Here’s the complete Table of Contents.
Preface
“The Bookmaking Habits of Select Species” — Nebula nominee, Sturgeon Award finalist
“State Change”
“The Perfect Match”
“Good Hunting” — WSFA Small Press Award Winner
“The Literomancer”
“Simulacrum”
“The Regular” — Nebula nominee, Locus Award finalist, Sturgeon Award finalist
“The Paper Menagerie” — Hugo winner, Nebula winner, World Fantasy Award Winner, Sturgeon Award finalist, Locus Award finalist
“An Advanced Reader’s Picture Book of Comparative Cognition” — new to this volume
“The Waves” — Nebula nominee
“Mono no aware” — Hugo winner, Sturgeon Award finalist, Locus Award finalist
“All the Flavors” — Nebula nominee
“A Brief History of the Trans-Pacific Tunnel” — Sidewise Award Finalist, Locus Award finalist
“The Litigation Master and the Monkey King” — Nebula nominee
“The Man Who Ended History: A Documentary” — Hugo nominee, Nebula nominee, and Sturgeon Award finalist
And here’s the description.
Ken Liu has quickly become one of the most original and thought-provoking story writers of his generation. Deftly riffing off the power of narrative, this collection is as heartbreaking as it is charming.
In “Simulacrum,” the daughter of the revered inventor of augmented reality is irrevocably divided from her father by the technology that is meant to help her be closer to him. In the title story, “The Paper Menagerie,” a child loses touch with the magical paper menagerie built for him by his mother, a mail-order bride in suburban Connecticut, but then discovers as an adult that love knows no bounds. A young man struggling to preserve his culture in the face of utter annihilation finds peace in the transcendence of fleeting memory in “Mono No Aware.” As a couple explores one of the hidden atrocities of the Second World War, they try to speak for those who no longer can in “The Man Who Ended History.” And in “An Advanced Reader’s Picture Book of Comparative Cognition,” a mother and father who are separated by vast distances must invoke, for their children, a thousand ways love may take form
These fifteen evocative short stories and novellas tour the poignant history that always haunts immigrants, survivors of war and our consistent technological advances as they are explored through love, race, and politics. An award-winning author, Liu and his stories invoke the magical within the mundane in profound and moving ways.
You can read more about the book at Ken’s website. Andrew Liptak at Barnes & Noble has a great interview with Ken and his editor Joe Monti about the book here.
The Paper Menagerie and Other Stories will be published by Saga Press on March 8, 2016. It is 464 pages, priced at $24.99 in hardcover and $7.99 for the digital version.
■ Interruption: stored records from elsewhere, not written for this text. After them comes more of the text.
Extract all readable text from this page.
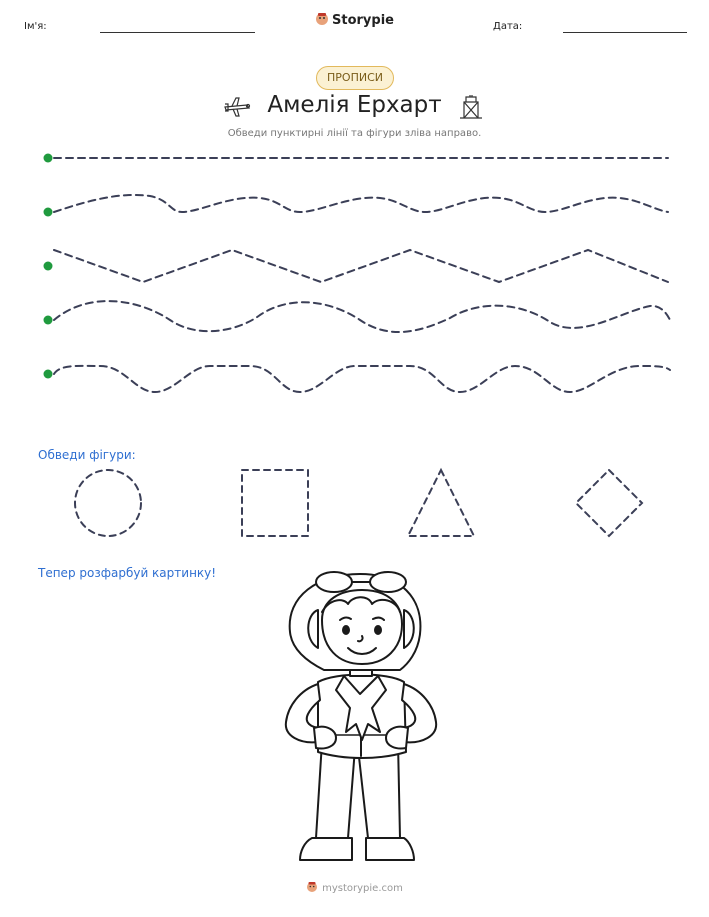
Ім'я:	Дата:
Storypie
ПРОПИСИ
Амелія Ерхарт
Обведи пунктирні лінії та фігури зліва направо.
Обведи фігури:
Тепер розфарбуй картинку!
mystorypie.com
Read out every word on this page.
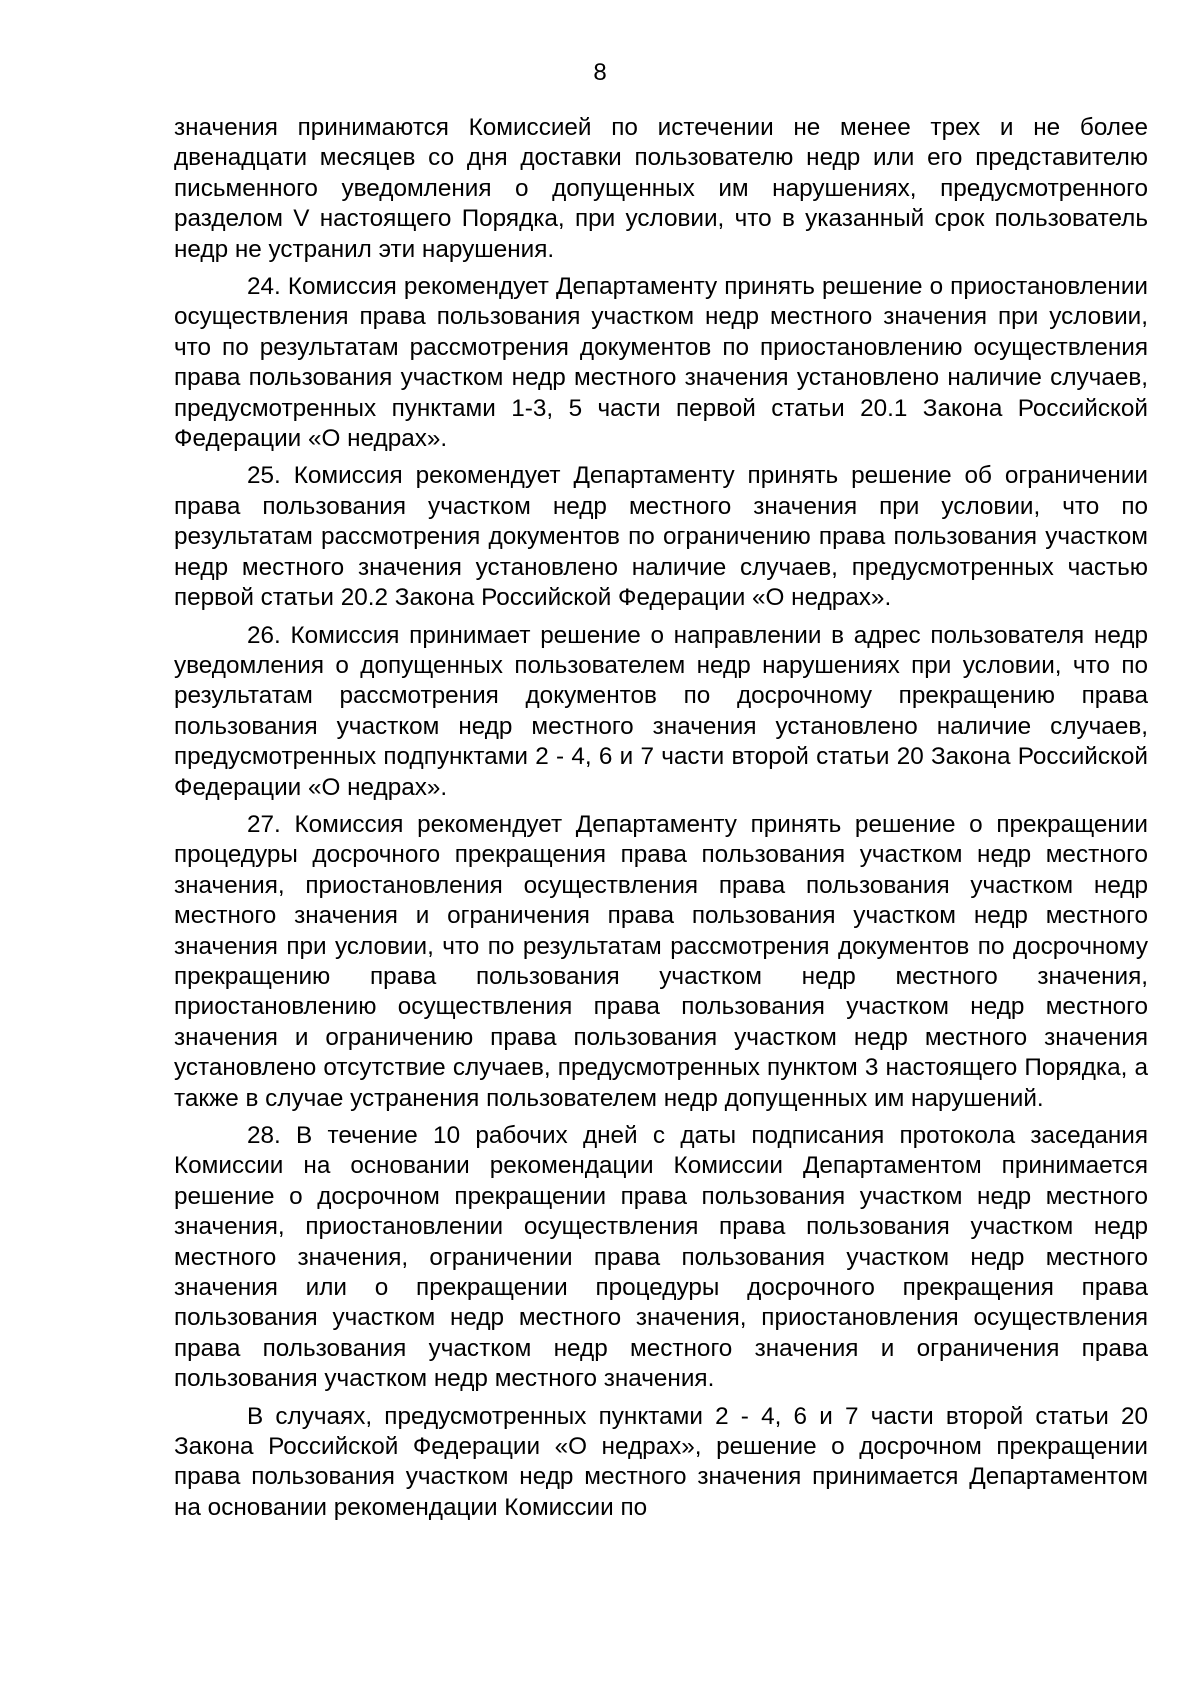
8

значения принимаются Комиссией по истечении не менее трех и не более двенадцати месяцев со дня доставки пользователю недр или его представителю письменного уведомления о допущенных им нарушениях, предусмотренного разделом V настоящего Порядка, при условии, что в указанный срок пользователь недр не устранил эти нарушения.

24. Комиссия рекомендует Департаменту принять решение о приостановлении осуществления права пользования участком недр местного значения при условии, что по результатам рассмотрения документов по приостановлению осуществления права пользования участком недр местного значения установлено наличие случаев, предусмотренных пунктами 1-3, 5 части первой статьи 20.1 Закона Российской Федерации «О недрах».

25. Комиссия рекомендует Департаменту принять решение об ограничении права пользования участком недр местного значения при условии, что по результатам рассмотрения документов по ограничению права пользования участком недр местного значения установлено наличие случаев, предусмотренных частью первой статьи 20.2 Закона Российской Федерации «О недрах».

26. Комиссия принимает решение о направлении в адрес пользователя недр уведомления о допущенных пользователем недр нарушениях при условии, что по результатам рассмотрения документов по досрочному прекращению права пользования участком недр местного значения установлено наличие случаев, предусмотренных подпунктами 2 - 4, 6 и 7 части второй статьи 20 Закона Российской Федерации «О недрах».

27. Комиссия рекомендует Департаменту принять решение о прекращении процедуры досрочного прекращения права пользования участком недр местного значения, приостановления осуществления права пользования участком недр местного значения и ограничения права пользования участком недр местного значения при условии, что по результатам рассмотрения документов по досрочному прекращению права пользования участком недр местного значения, приостановлению осуществления права пользования участком недр местного значения и ограничению права пользования участком недр местного значения установлено отсутствие случаев, предусмотренных пунктом 3 настоящего Порядка, а также в случае устранения пользователем недр допущенных им нарушений.

28. В течение 10 рабочих дней с даты подписания протокола заседания Комиссии на основании рекомендации Комиссии Департаментом принимается решение о досрочном прекращении права пользования участком недр местного значения, приостановлении осуществления права пользования участком недр местного значения, ограничении права пользования участком недр местного значения или о прекращении процедуры досрочного прекращения права пользования участком недр местного значения, приостановления осуществления права пользования участком недр местного значения и ограничения права пользования участком недр местного значения.

В случаях, предусмотренных пунктами 2 - 4, 6 и 7 части второй статьи 20 Закона Российской Федерации «О недрах», решение о досрочном прекращении права пользования участком недр местного значения принимается Департаментом на основании рекомендации Комиссии по
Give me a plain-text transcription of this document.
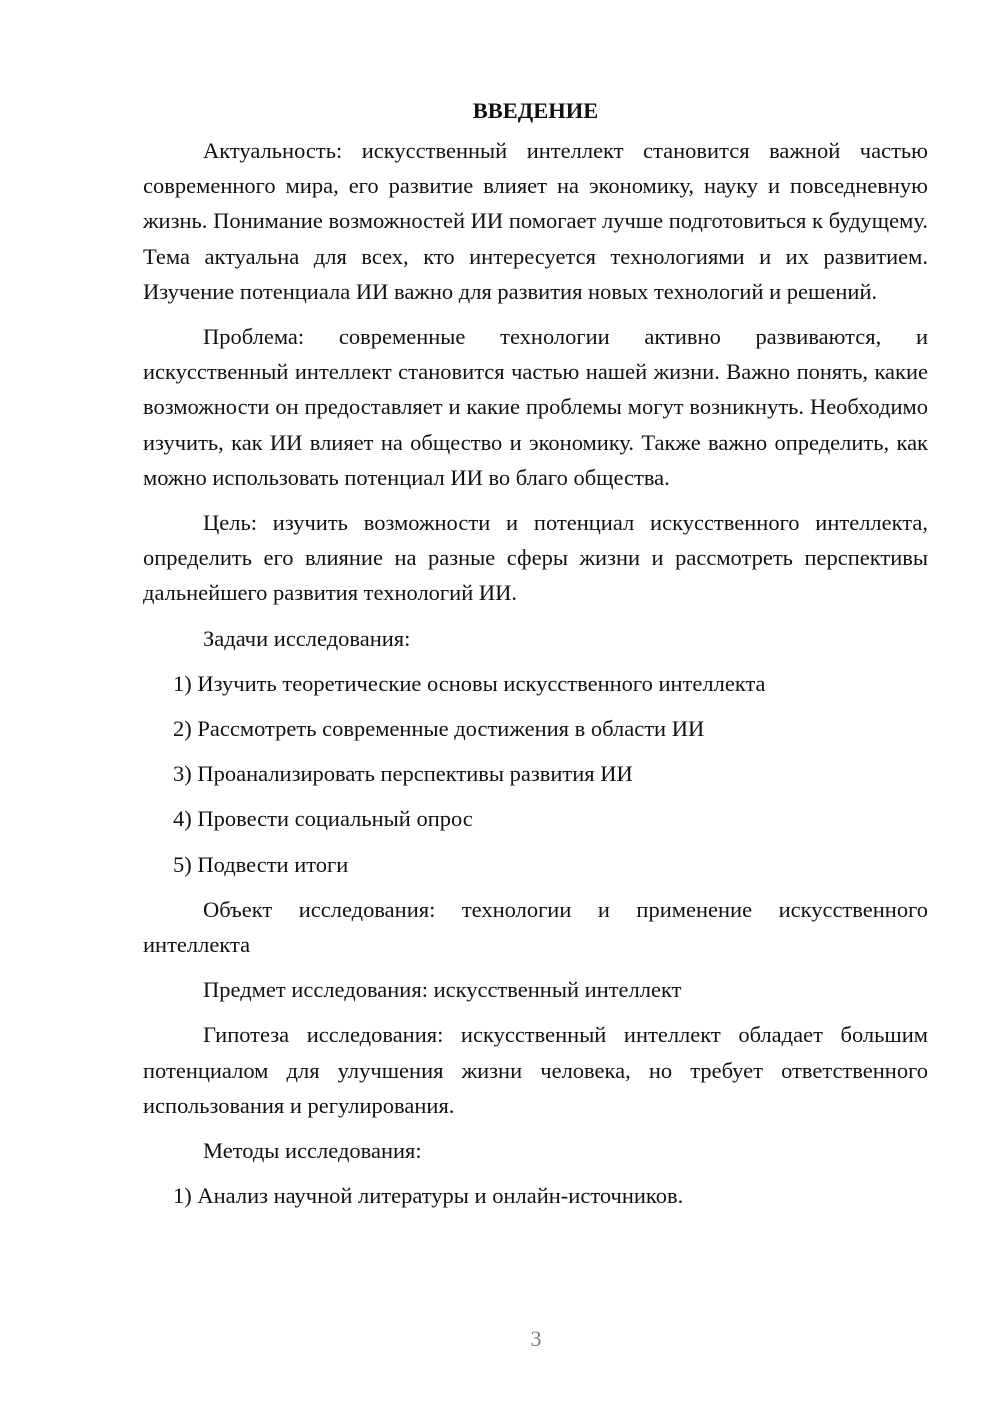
ВВЕДЕНИЕ

Актуальность: искусственный интеллект становится важной частью современного мира, его развитие влияет на экономику, науку и повседневную жизнь. Понимание возможностей ИИ помогает лучше подготовиться к будущему. Тема актуальна для всех, кто интересуется технологиями и их развитием. Изучение потенциала ИИ важно для развития новых технологий и решений.

Проблема: современные технологии активно развиваются, и искусственный интеллект становится частью нашей жизни. Важно понять, какие возможности он предоставляет и какие проблемы могут возникнуть. Необходимо изучить, как ИИ влияет на общество и экономику. Также важно определить, как можно использовать потенциал ИИ во благо общества.

Цель: изучить возможности и потенциал искусственного интеллекта, определить его влияние на разные сферы жизни и рассмотреть перспективы дальнейшего развития технологий ИИ.

Задачи исследования:

1) Изучить теоретические основы искусственного интеллекта

2) Рассмотреть современные достижения в области ИИ

3) Проанализировать перспективы развития ИИ

4) Провести социальный опрос

5) Подвести итоги

Объект исследования: технологии и применение искусственного интеллекта

Предмет исследования: искусственный интеллект

Гипотеза исследования: искусственный интеллект обладает большим потенциалом для улучшения жизни человека, но требует ответственного использования и регулирования.

Методы исследования:

1) Анализ научной литературы и онлайн-источников.

3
That origami tiger on the cover was designed, folded and photographed by Quentin Trollip, who I bet is a ton of fun at birthday parties.
See all of our coverage of the best in upcoming fantasy here.
What, no “Knotting Grass, Holding Ring?” I was so impressed by that one, with its unconventional view of revolutionary heroism, that I keep checking out Liu’s stories despite not really finding another I like. This volume I need to read.
Strange to think he’s already published so many short stories they won’t all fit in a 460+ page collection!
Where did “Knotting Grass, Holding Ring?” appear? You’ve made me curious to read it.